Luisa nodded; he was right, of course. As a child she’d played endless games of hide and seek herself in the Boboli, in the dusty shade of the old hedges. If you knew the place, and were determined, you could stay concealed for hours. She looked past him, past the potting
shed that was his domain. Right there, for example, she could see a hole in the hedge and darkness beyond; a shortcut or a secret passage for children.

‘Clearing up mess?’ She spoke lightly; it was half an attempt at sounding sympathetic, half curiosity. ‘Was there any particular mess that day?’

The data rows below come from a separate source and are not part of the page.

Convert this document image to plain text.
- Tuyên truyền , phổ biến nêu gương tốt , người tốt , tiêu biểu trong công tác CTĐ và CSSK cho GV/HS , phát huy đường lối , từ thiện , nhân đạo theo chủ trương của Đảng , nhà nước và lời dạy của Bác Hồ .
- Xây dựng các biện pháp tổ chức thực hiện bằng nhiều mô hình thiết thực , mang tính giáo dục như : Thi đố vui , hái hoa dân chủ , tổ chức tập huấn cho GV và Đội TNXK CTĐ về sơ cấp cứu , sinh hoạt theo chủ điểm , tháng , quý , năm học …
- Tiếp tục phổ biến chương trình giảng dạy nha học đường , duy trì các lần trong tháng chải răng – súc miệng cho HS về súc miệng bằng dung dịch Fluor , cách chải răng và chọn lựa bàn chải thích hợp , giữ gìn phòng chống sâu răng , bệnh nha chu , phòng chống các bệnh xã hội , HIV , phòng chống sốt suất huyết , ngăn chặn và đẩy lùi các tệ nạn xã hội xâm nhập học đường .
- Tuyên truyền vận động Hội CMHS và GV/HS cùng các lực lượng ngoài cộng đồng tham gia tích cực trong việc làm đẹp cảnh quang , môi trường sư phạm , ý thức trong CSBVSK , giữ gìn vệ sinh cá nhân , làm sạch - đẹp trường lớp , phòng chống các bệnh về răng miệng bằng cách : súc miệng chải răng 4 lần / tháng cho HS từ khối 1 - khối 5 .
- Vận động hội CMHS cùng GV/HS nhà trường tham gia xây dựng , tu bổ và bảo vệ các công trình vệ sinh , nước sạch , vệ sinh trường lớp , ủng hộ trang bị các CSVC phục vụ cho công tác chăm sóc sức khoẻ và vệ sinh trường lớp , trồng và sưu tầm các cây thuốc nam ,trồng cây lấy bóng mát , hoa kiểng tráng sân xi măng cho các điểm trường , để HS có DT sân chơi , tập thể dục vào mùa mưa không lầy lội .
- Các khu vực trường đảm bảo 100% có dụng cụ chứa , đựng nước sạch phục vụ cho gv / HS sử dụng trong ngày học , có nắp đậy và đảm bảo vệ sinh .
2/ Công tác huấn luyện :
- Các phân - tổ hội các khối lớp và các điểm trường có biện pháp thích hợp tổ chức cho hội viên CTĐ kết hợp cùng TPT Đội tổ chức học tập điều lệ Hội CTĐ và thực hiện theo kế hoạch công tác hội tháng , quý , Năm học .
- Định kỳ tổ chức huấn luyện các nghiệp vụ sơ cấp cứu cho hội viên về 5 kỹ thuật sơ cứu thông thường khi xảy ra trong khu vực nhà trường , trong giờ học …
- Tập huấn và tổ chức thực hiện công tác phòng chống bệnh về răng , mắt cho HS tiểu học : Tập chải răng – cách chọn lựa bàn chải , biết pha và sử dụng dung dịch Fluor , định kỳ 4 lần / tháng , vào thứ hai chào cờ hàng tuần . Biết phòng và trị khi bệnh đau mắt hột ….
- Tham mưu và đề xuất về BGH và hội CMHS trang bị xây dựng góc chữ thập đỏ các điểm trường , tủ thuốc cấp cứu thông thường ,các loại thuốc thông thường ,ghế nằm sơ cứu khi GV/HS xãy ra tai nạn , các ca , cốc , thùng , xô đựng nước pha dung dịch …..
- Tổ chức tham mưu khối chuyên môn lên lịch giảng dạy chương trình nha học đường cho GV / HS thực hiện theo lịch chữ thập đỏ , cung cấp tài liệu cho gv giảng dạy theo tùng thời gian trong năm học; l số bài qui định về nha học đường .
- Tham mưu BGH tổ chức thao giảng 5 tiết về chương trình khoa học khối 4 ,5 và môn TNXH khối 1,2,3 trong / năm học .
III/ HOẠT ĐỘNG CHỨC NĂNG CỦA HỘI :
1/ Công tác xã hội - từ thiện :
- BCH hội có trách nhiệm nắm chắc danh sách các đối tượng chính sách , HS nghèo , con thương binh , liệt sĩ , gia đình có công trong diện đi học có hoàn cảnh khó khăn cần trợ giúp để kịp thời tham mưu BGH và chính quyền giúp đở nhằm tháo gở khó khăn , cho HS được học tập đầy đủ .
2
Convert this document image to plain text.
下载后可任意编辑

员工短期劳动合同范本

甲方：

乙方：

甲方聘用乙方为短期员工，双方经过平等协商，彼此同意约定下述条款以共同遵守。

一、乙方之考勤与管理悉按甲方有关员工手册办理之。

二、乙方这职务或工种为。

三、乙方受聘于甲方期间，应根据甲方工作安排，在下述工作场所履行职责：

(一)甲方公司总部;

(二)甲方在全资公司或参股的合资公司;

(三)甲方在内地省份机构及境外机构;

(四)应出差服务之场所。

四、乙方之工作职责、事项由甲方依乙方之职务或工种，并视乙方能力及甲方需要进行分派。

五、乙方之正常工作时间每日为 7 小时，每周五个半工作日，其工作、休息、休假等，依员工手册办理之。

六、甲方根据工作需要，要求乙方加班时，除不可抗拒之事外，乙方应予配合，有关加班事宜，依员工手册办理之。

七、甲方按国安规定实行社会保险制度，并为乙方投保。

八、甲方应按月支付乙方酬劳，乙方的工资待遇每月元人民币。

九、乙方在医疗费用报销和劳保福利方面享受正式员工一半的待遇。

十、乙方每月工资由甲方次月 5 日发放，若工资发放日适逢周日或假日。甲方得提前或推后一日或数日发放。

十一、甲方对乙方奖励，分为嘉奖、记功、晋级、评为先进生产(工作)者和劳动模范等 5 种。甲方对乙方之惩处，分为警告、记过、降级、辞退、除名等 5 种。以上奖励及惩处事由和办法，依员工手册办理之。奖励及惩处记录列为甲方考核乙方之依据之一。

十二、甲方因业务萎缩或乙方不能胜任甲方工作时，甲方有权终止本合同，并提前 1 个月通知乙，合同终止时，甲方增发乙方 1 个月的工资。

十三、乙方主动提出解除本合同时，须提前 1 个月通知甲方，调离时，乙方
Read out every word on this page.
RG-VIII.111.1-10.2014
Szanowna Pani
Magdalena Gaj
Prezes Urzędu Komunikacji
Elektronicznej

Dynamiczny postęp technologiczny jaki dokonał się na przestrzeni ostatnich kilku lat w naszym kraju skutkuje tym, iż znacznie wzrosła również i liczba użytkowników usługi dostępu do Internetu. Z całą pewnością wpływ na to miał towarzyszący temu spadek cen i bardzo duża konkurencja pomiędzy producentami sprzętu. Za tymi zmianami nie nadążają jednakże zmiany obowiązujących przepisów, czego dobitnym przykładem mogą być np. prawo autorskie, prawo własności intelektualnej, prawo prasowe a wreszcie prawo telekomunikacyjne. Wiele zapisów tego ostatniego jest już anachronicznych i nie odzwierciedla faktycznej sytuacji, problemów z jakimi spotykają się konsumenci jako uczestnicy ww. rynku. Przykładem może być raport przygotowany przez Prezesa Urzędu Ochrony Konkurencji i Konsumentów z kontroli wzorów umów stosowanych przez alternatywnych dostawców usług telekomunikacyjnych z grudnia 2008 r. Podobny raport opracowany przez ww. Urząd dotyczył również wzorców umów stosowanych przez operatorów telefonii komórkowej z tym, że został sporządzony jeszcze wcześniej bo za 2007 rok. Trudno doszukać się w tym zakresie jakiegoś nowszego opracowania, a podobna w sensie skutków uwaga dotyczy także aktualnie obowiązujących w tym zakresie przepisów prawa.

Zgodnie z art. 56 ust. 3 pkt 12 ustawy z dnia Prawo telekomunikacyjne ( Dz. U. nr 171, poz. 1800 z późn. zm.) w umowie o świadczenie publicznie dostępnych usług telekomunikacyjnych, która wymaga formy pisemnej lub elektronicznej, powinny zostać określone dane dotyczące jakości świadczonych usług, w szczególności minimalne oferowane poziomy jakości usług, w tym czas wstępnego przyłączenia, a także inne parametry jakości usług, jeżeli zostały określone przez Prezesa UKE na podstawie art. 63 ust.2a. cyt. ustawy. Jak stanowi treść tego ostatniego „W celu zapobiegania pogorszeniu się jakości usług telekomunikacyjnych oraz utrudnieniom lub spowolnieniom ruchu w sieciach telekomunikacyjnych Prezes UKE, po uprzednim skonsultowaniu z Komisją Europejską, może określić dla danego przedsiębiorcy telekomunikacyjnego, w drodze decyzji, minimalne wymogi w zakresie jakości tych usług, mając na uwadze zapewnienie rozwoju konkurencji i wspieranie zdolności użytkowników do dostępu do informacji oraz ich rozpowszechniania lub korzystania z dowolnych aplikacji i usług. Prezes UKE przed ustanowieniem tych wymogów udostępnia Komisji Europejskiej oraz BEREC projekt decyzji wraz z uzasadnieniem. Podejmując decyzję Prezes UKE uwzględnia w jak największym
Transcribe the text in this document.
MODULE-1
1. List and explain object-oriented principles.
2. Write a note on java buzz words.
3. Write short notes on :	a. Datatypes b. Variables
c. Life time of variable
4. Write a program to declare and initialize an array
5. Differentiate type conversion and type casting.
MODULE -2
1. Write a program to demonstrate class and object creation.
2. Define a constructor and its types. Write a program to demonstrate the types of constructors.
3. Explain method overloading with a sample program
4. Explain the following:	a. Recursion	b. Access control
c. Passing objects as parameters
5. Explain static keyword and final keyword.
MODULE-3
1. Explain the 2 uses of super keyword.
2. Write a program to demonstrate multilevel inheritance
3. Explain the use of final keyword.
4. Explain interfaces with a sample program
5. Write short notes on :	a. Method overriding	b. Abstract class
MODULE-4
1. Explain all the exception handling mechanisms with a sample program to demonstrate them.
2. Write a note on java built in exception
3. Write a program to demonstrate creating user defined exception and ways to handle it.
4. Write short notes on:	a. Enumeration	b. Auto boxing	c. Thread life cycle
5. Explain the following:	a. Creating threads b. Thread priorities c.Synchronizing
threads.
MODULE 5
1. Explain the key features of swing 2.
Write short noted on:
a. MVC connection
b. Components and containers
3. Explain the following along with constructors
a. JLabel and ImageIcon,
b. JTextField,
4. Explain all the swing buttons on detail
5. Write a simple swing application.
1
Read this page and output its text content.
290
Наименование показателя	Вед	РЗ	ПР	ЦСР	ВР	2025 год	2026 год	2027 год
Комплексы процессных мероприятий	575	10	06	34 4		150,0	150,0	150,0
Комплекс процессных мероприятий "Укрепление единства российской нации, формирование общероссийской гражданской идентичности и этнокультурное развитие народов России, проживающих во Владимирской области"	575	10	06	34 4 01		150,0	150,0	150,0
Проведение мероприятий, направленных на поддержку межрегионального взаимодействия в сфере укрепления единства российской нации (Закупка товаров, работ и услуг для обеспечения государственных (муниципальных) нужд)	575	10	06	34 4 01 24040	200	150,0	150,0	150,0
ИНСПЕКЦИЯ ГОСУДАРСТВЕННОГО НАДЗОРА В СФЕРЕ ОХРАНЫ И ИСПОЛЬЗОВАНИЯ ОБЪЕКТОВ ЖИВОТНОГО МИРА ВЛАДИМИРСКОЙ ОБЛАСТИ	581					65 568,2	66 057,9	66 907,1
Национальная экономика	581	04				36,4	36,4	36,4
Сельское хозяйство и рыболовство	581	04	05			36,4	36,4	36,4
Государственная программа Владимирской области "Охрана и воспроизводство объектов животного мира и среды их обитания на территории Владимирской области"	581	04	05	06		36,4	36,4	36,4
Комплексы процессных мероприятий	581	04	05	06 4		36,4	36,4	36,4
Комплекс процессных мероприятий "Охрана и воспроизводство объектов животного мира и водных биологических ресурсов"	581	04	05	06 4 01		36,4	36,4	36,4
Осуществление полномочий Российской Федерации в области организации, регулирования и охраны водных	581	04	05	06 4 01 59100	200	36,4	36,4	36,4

The old gardener grunted. ‘I’d say.’ He fell silent and Luisa thought that might be all she’d get, but steadying himself against the doorjamb he took a step across his threshold. She wondered how he managed to do the job, as he seemed almost as dilapidated as his shed, but once he was in motion he improved. He strode across the gravel path and pointed down the slope towards an empty pedestal, about waist height, just opposite the avenue down to the Annalena gate and with a thick hedge half surrounding it.

‘Lovely terracotta urn,’ he said. ‘Some idiot knocked it off, smashed it to pieces. Three hundred years old, had survived all those frosts. Stupid foreign kids, jumping out of the hedge and not looking where they were going.’